I have been given the task of re-vamping our Vendor Management program. We have recently gone through a merger and the policy my bank had was very thorough at about 12 pages long. The policy that has recently been accepted is 3 pages inlcuding procedures.......I would like to fall somewhere in the middle, but I am not sure where to start and niether of the policies have been through any recent audits.

Would anyone be willing to share their vendor management policy/procedures?

Any insight would be helpful.

I too would appreciate anything on Vendor Management that anyone can offer. Thanks!
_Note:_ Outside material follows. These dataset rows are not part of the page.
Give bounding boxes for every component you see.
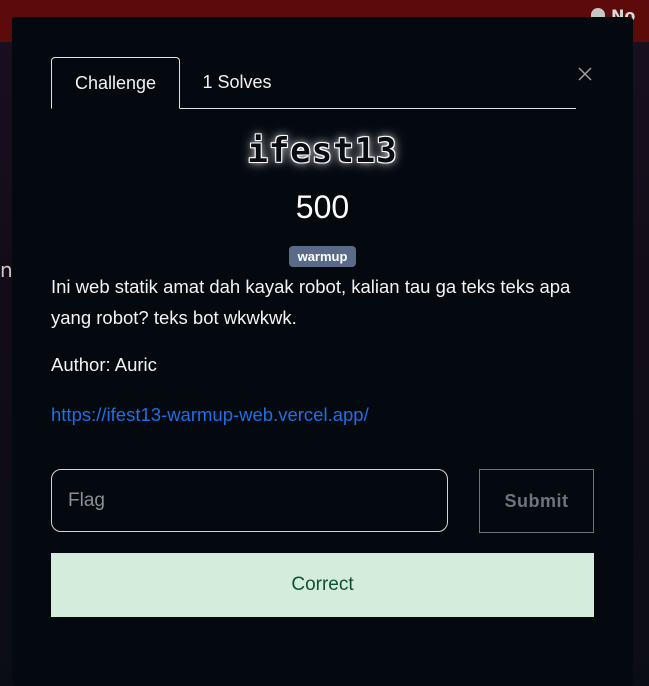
challenge-modal: Challenge 1 Solves ifest13 500 warmup In… — [12, 17, 633, 686]
challenge-link[interactable]: https://ifest13-warmup-web.vercel.app/ — [51, 400, 369, 430]
modal-tabs: Challenge 1 Solves — [51, 57, 576, 109]
result-alert: Correct — [51, 553, 594, 617]
challenge-description: Ini web statik amat dah kayak robot, kal… — [51, 276, 571, 328]
submit-button[interactable]: Submit — [479, 469, 594, 533]
close-button[interactable] — [575, 64, 595, 84]
challenge-title: ifest13 — [247, 131, 398, 171]
tab-challenge[interactable]: Challenge — [51, 57, 180, 109]
challenge-author: Author: Auric — [51, 354, 157, 375]
challenge-points: 500 — [295, 189, 350, 225]
tab-solves[interactable]: 1 Solves — [180, 57, 294, 108]
challenge-tag: warmup — [289, 246, 356, 267]
flag-input[interactable] — [51, 469, 448, 532]
background-text-fragment: n — [0, 258, 12, 282]
close-icon — [578, 67, 592, 81]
At a minimum, be sure you're reviewing every one of your significant service providers' financials and SAS 70's at least annually (and presented the the Board of Directors). Also, be sure you're addressing any/all client control considerations in all of your sig. svc. providers' SAS 70's in a formal document that is reviewed annually (and presented to the BOD). Be sure your policies/procedures spell out all of these annual reviews and presentations to the BOD explicitly. Also, review your vendors' business continuity plans/be sure they have addressed disaster planning, pandemic planning, etc. Review every contract you have with all vendors (not just your significant service providers). Document the review, document when the contract expires, document whether or not that vendor has access to any confidential information, document whether or not that vendor has a confidentiality clause/statement in their contract or as an addendum to the contract with your bank, to satisfy GLBA.